Thank you to John A. Heldt for providing a copy of his novel in exchange for an honest review.
The Mine was a delightful and sweet romance about time travel set amidst the backdrop of the years before WWII and the looming threat of Pearl Harbour.
Joel Smith is a twenty-two year old college student who, on a road trip with a friend in 2000, stumbles upon an abandoned mine and is sent back in time to 1941. A rare celestial event is to blame for Joel’s abrupt departure who tries to adapt to this strange new world on the brink of war. By lucky chance, he befriends the boyfriend of his twenty-one year old grandmother and falls in love with her engaged best friend, Grace. When the opportunity to return home arises, Joel must choose between the comfortable life he has made for himself with the love of his life and risk the chance of never being born, or return home to the life and people that are waiting for him.
From the moment I started reading this novel, it soon became very obvious that John A. Heldt has done his homework. The atmosphere and lifestyle of 1941 felt so realistic it was almost like being there myself. Heldt gives quick descriptions of 40s technology, music, literature and world events in a precise and knowledgeable manner. I began to question whether he, like Joel, was a time traveller. Heldt is clearly an aficionado of American history, which really stands out and is perhaps the best feature of the novel.
I had a love-hate relationship with Joel. I really liked him at the beginning of the novel, especially when he first arrived in 1941 and becomes a homeless drifter. I thought that was a great inclusion in the plot as homelessness it is not something you really see in time travel novels. However, once he befriended Tom and settled down with Tom’s family, his character slightly irked me. I felt that he accepted his circumstances a bit too easily and his can-do attitude never faltered. If I became homeless in a strange time, I would be a crying mess. I also didn’t like his chasing after an engaged woman. However, his ability to survive and navigate in a foreign time – and world, the 1940s are so different to the 21st century – did impress me. He managed to pass off as a typical 1940s bachelor through quick-thinking, wit and an impressive knowledge of history and sports trivia (the latter of which I found particularly amusing).
Grace was a bland character. She had an amazing background, travelling across Africa with her parents, but this adventurous side of her personality didn’t shine through. There were some scenes where this does happen – like at the baseball game – but, aside from her beauty, I couldn’t really see Joel’s attraction to her. It just didn’t move me.
“He entered this strange new world with angst, disbelief, and wonder.”
I did, however, really enjoy the growing friendship between Joel and Tom. I thought Tom was a really sweet character who had been drawn the short stick in life. I couldn’t help but laugh at the fact that Joel becomes best friends with the man who is dating his grandmother – I mean, if Tom and Ginny marry, Joel wouldn’t even exist. It felt like Joel and Tom had a stronger connection than Joel and Grace. What happens to Tom was heartbreaking, and there were many times I wanted to shake Joel and yell at him to tell Tom the truth, but altering with the past can have dire consequences, which is something Joel was very aware of.

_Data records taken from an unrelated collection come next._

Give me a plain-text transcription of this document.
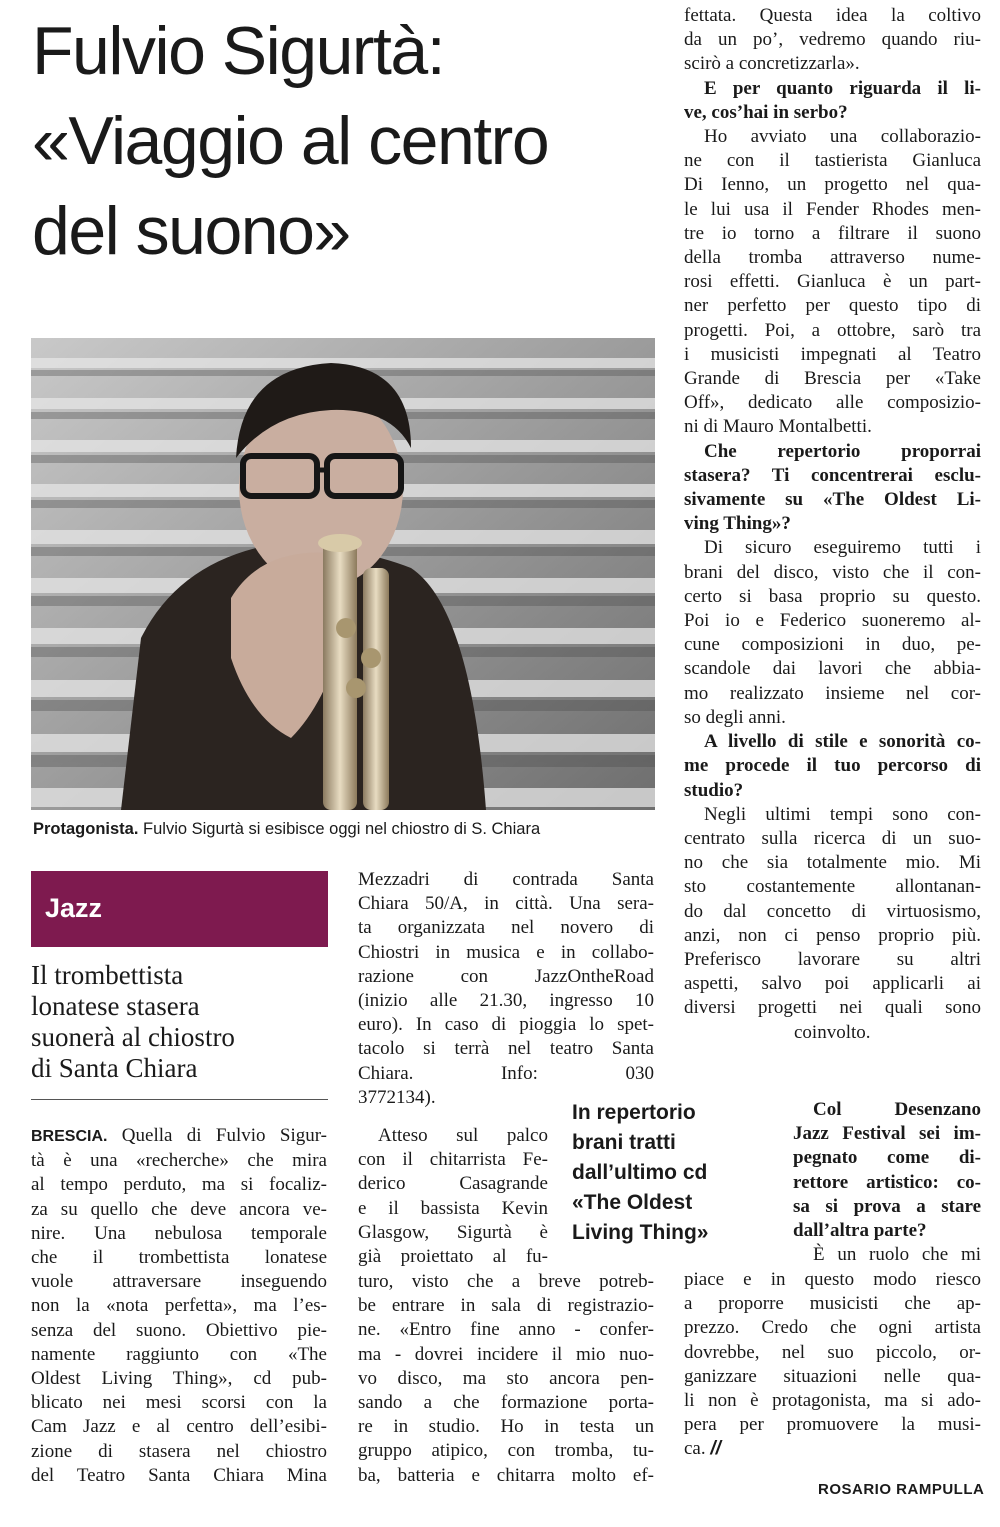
Fulvio Sigurtà:
«Viaggio al centro
del suono»
Protagonista. Fulvio Sigurtà si esibisce oggi nel chiostro di S. Chiara
Jazz
Il trombettista
lonatese stasera
suonerà al chiostro
di Santa Chiara
BRESCIA. Quella di Fulvio Sigur-
tà è una «recherche» che mira
al tempo perduto, ma si focaliz-
za su quello che deve ancora ve-
nire. Una nebulosa temporale
che il trombettista lonatese
vuole attraversare inseguendo
non la «nota perfetta», ma l’es-
senza del suono. Obiettivo pie-
namente raggiunto con «The
Oldest Living Thing», cd pub-
blicato nei mesi scorsi con la
Cam Jazz e al centro dell’esibi-
zione di stasera nel chiostro
del Teatro Santa Chiara Mina
Mezzadri di contrada Santa
Chiara 50/A, in città. Una sera-
ta organizzata nel novero di
Chiostri in musica e in collabo-
razione con JazzOntheRoad
(inizio alle 21.30, ingresso 10
euro). In caso di pioggia lo spet-
tacolo si terrà nel teatro Santa
Chiara. Info: 030
3772134).
Atteso sul palco
con il chitarrista Fe-
derico Casagrande
e il bassista Kevin
Glasgow, Sigurtà è
già proiettato al fu-
turo, visto che a breve potreb-
be entrare in sala di registrazio-
ne. «Entro fine anno - confer-
ma - dovrei incidere il mio nuo-
vo disco, ma sto ancora pen-
sando a che formazione porta-
re in studio. Ho in testa un
gruppo atipico, con tromba, tu-
ba, batteria e chitarra molto ef-
In repertorio
brani tratti
dall’ultimo cd
«The Oldest
Living Thing»
fettata. Questa idea la coltivo
da un po’, vedremo quando riu-
scirò a concretizzarla».
E per quanto riguarda il li-
ve, cos’hai in serbo?
Ho avviato una collaborazio-
ne con il tastierista Gianluca
Di Ienno, un progetto nel qua-
le lui usa il Fender Rhodes men-
tre io torno a filtrare il suono
della tromba attraverso nume-
rosi effetti. Gianluca è un part-
ner perfetto per questo tipo di
progetti. Poi, a ottobre, sarò tra
i musicisti impegnati al Teatro
Grande di Brescia per «Take
Off», dedicato alle composizio-
ni di Mauro Montalbetti.
Che repertorio proporrai
stasera? Ti concentrerai esclu-
sivamente su «The Oldest Li-
ving Thing»?
Di sicuro eseguiremo tutti i
brani del disco, visto che il con-
certo si basa proprio su questo.
Poi io e Federico suoneremo al-
cune composizioni in duo, pe-
scandole dai lavori che abbia-
mo realizzato insieme nel cor-
so degli anni.
A livello di stile e sonorità co-
me procede il tuo percorso di
studio?
Negli ultimi tempi sono con-
centrato sulla ricerca di un suo-
no che sia totalmente mio. Mi
sto costantemente allontanan-
do dal concetto di virtuosismo,
anzi, non ci penso proprio più.
Preferisco lavorare su altri
aspetti, salvo poi applicarli ai
diversi progetti nei quali sono
coinvolto.
Col Desenzano
Jazz Festival sei im-
pegnato come di-
rettore artistico: co-
sa si prova a stare
dall’altra parte?
È un ruolo che mi
piace e in questo modo riesco
a proporre musicisti che ap-
prezzo. Credo che ogni artista
dovrebbe, nel suo piccolo, or-
ganizzare situazioni nelle qua-
li non è protagonista, ma si ado-
pera per promuovere la musi-
ca. //
ROSARIO RAMPULLA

The writing was infused with American jargon and 40s quips which lent an authenticity to the book. However, there was an over-abundant use of epithets that really effected the pacing of the novel and resulted in awkward phrasing. There were many moments where I became confused due to these epithets and could not make sense of which character was talking.
While the novel was slow at the beginning and the romance didn’t quite hook me, The Mine was a sweet novel that I was driven to finish. The ending was a wonderful surprise and made this book a very satisfying read. If you enjoy romance, history and a touch of sci-fi, this is the book for you.